With respect to the registration provisions of the Securities Act ... all registered broker-dealers should establish minimum standard procedures to prevent and detect violations of the federal securities laws and to ensure that the firm meets its continuing responsibility to know both its customers and the securities being sold. These procedures must be made known to firm personnel and [] be sufficient to reveal promptly to supervisory officials transactions which may, when examined individually or in the aggregate, indicate that sales in a security should be halted immediately for violating the Securities Act.

Id. at *12 (internal quotations and citations omitted).

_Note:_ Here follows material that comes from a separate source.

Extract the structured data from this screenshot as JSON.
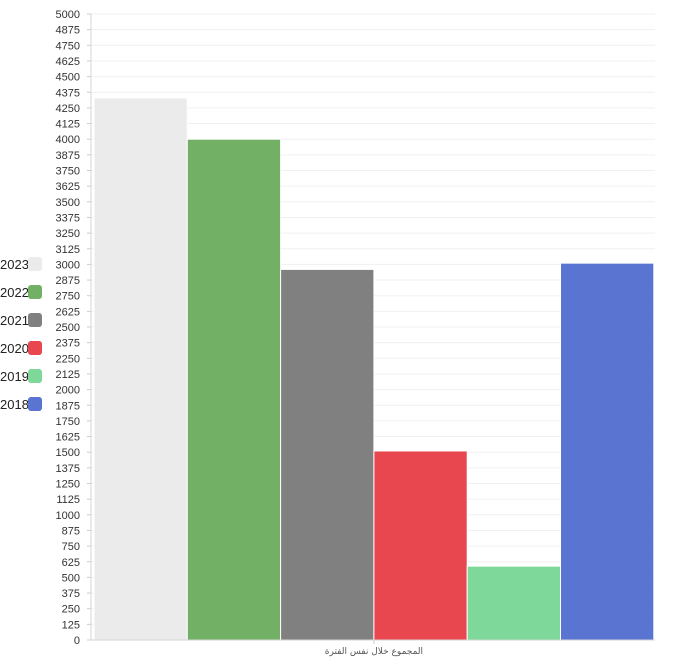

30. Section 15(b)(4)(E) of the Exchange Act provides that the Commission may sanction a broker-dealer for failing reasonably to supervise, with a view to preventing violations of the federal securities laws, another person subject to its supervision who commits such a violation. A broker-dealer fails reasonably to supervise its personnel when it fails either to establish reasonable policies to prevent or detect the particular violation at issue or to implement its policies and procedures. See id.; In re Quest Capital Strategies, Inc., Exch. Act Rel. No. 44935, 2001 WL 1230619 at *6 (Oct. 15, 2001) (Commission opinion).

31. As described above, traders on the Institutional Desk who handled FuelCell's at-the-market offerings violated Section 5(b)(2) of the Securities Act and Rule 173.

32. As described above, NFS had no policies or procedures for traders on its Institutional Desk to determine whether shares being sold in a public offering complied with the registration and prospectus delivery requirements of Section 5 of the Securities Act, including Section 5(b)(2) and Rule 173 thereunder.

33. As a result of the conduct described above, NFS failed reasonably to supervise within the meaning of Section 15(b)(4)(E) of the Exchange Act and Section 203(e)(6) of the Advisers Act the traders on the Institutional Desk with a view to preventing and detecting their violations of Section 5(b)(2) of the Securities Act and Rule 173 thereunder.

IV.

In view of the foregoing, the Commission deems it appropriate and in the public interest, to impose the sanctions agreed to in Respondent NFS's Offer.

Accordingly, pursuant to Section 8A of the Securities Act, Section 15(b) of the Exchange Act, and Section 203(e) of the Advisers Act it is hereby ORDERED that:

A. NFS cease and desist from committing or causing any violations and any future violations of Section 5(b)(2) of the Securities Act and Securities Act Rule 173.